Introduction

A high-throughput, structured streaming library for C++, Python, and MATLAB.

River is a C++ framework that affords for simple, schema’d streaming of data, without any compromises on latency or throughput. River allows for a writer to write data to a stream, and an unlimited number of readers to read data from that stream in real-time, with an API similar to that of typical file I/O. Optionally, River supports ingestion of all streams to dump streams to disk for retrospective analysis and to support indefinitely long streams.

Under the hood, River utilizes Redis, an industry-standard in-memory database, which allows for low latency, high throughput, and simplified architecture.

Written in C++, with bindings in Python and (experimental) bindings in MATLAB.


_images/overview-01.png

Example schematic of a stream with two fields, a 32-bit int col1 and 64-bit double col2, with a writer and two readers. Readers each have their own independent cursor to consume data from the stream, while the writer appends to the end of the stream.


Getting Started

Eager to get started? Check out the installation and tutorial. Otherwise, read on for some motivation about River.

Premise

Research and Internet-of-Things (IoT) applications often need to pipe data between devices in near-realtime – a temperature sensor relays data to a microcontroller that controls a thermostat. While a home-grown solution can likely work for simple systems, more complex systems will inevitably require data produced by a single device to be read by multiple sources, often simultaneously – that temperature sensor might need to also relay its data to a computer for a realtime display. These requirements intensify with the growing data capabilities of our hardware. Crafting a multi-reader system like this from scratch quickly becomes an untenable effort.

Enter streaming frameworks: libraries designed to “produce” data to many “consumers”. There are many robust and industry-standard streaming frameworks out there such as RabbitMQ, Kafka, and ZeroMQ; however, they can be cumbersome to install & manage for non-enterprise environments (e.g.
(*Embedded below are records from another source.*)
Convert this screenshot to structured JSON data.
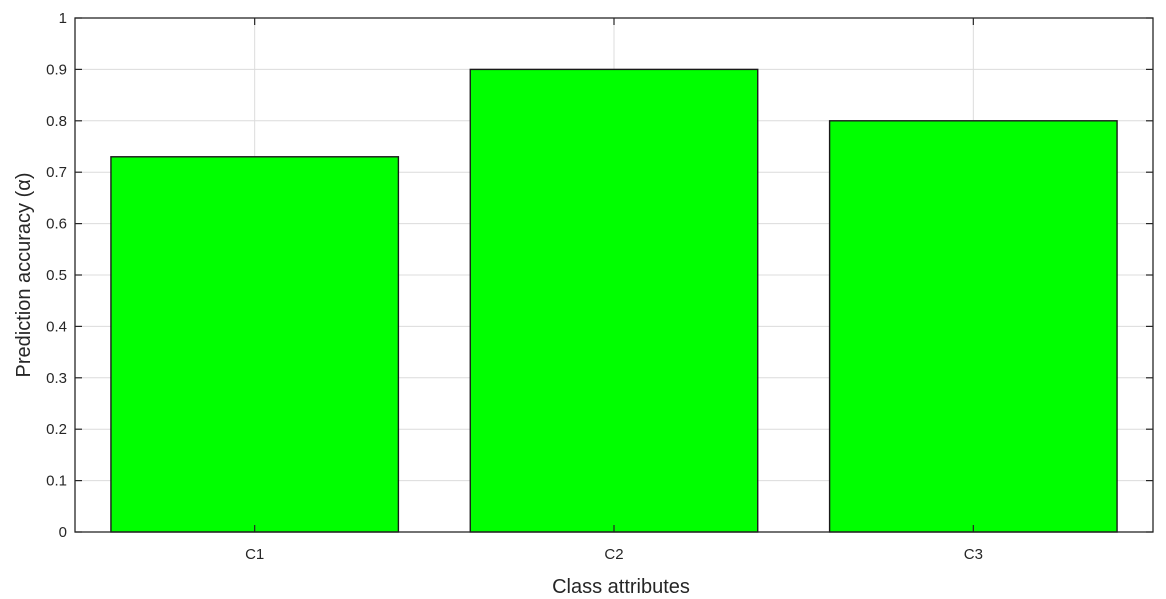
{
  "chart_data": {
    "type": "bar",
    "categories": [
      "C1",
      "C2",
      "C3"
    ],
    "values": [
      0.73,
      0.9,
      0.8
    ],
    "title": "",
    "xlabel": "Class attributes",
    "ylabel": "Prediction accuracy (α)",
    "ylim": [
      0,
      1
    ],
    "yticks": [
      "0",
      "0.1",
      "0.2",
      "0.3",
      "0.4",
      "0.5",
      "0.6",
      "0.7",
      "0.8",
      "0.9",
      "1"
    ],
    "grid": true,
    "bar_color": "#00ff00",
    "bar_edge_color": "#1a1a1a"
  }
}
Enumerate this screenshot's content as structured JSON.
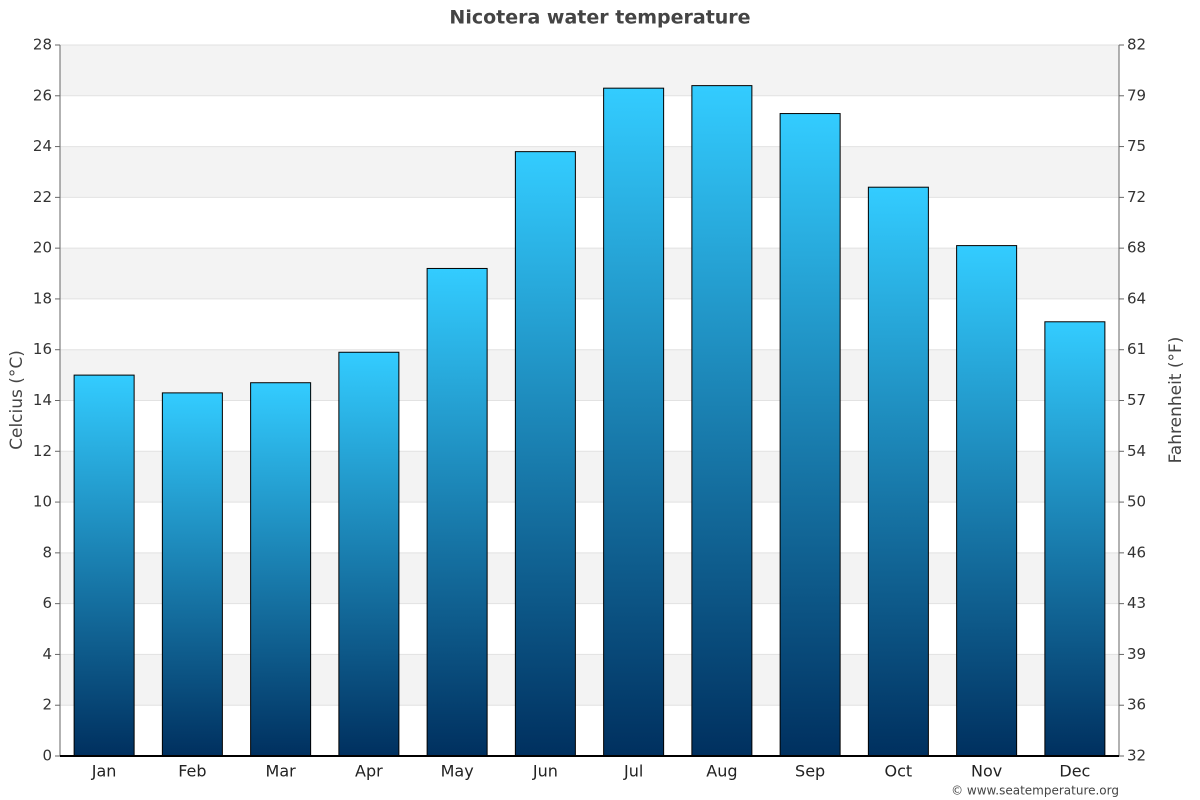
{
  "chart_data": {
    "type": "bar",
    "title": "Nicotera water temperature",
    "y_label": "Celcius (°C)",
    "y2_label": "Fahrenheit (°F)",
    "source": "© www.seatemperature.org",
    "categories": [
      "Jan",
      "Feb",
      "Mar",
      "Apr",
      "May",
      "Jun",
      "Jul",
      "Aug",
      "Sep",
      "Oct",
      "Nov",
      "Dec"
    ],
    "values": [
      15.0,
      14.3,
      14.7,
      15.9,
      19.2,
      23.8,
      26.3,
      26.4,
      25.3,
      22.4,
      20.1,
      17.1
    ],
    "gradient": [
      "#33ccff",
      "#00305f"
    ],
    "ylim": [
      0,
      28
    ],
    "yticks": [
      0,
      2,
      4,
      6,
      8,
      10,
      12,
      14,
      16,
      18,
      20,
      22,
      24,
      26,
      28
    ],
    "y2lim": [
      32,
      82.4
    ],
    "y2ticks": [
      32,
      {
        "value": 35.6,
        "label": "36"
      },
      {
        "value": 39.2,
        "label": "39"
      },
      {
        "value": 42.8,
        "label": "43"
      },
      {
        "value": 46.4,
        "label": "46"
      },
      50,
      {
        "value": 53.6,
        "label": "54"
      },
      {
        "value": 57.2,
        "label": "57"
      },
      {
        "value": 60.8,
        "label": "61"
      },
      {
        "value": 64.4,
        "label": "64"
      },
      68,
      {
        "value": 71.6,
        "label": "72"
      },
      {
        "value": 75.2,
        "label": "75"
      },
      {
        "value": 78.8,
        "label": "79"
      },
      {
        "value": 82.4,
        "label": "82"
      }
    ],
    "grid": true
  }
}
Kafka), have limited single-stream throughput (e.g., RabbitMQ’s ~50k messages/sec max even with persistence disabled), or require non-trivial application-level code to be usable for multi-reader streaming (e.g., ZeroMQ). These frameworks are tailored towards stricter requirements than is often required for our settings here, where network partitions are rare and availability guarantees are more relaxed.

River was created to meet the needs of streaming in a research or IoT world: stream data from one device to many others, prioritizing minimal setup and high performance over strict guarantees on message delivery and persistence*. River is built on the high-throughput Redis Streams, released in Redis 5.0, and then layers a schema and metadata to make it easy to stream.

However, streaming is often only the first part of the story. Researchers and makers often want to see what was streamed after-the-fact - to analyze that data offline. River addresses this unmet need with its “data ingestion”: persisting data that was streamed via River to disk. Packaged in a separate binary, the ingester is a long-running server process that polls for River streams created in Redis and automatically writes the data in batches to disk using a columnar data storage format, Apache Parquet. Once a segment of data is persisted and considered sufficiently stale, the ingester will delete this data from Redis, thus affording for indefinitely large streams.

* River utilizes Redis for all data storage and thus has the same data consistency guarantees as is configured in your Redis server.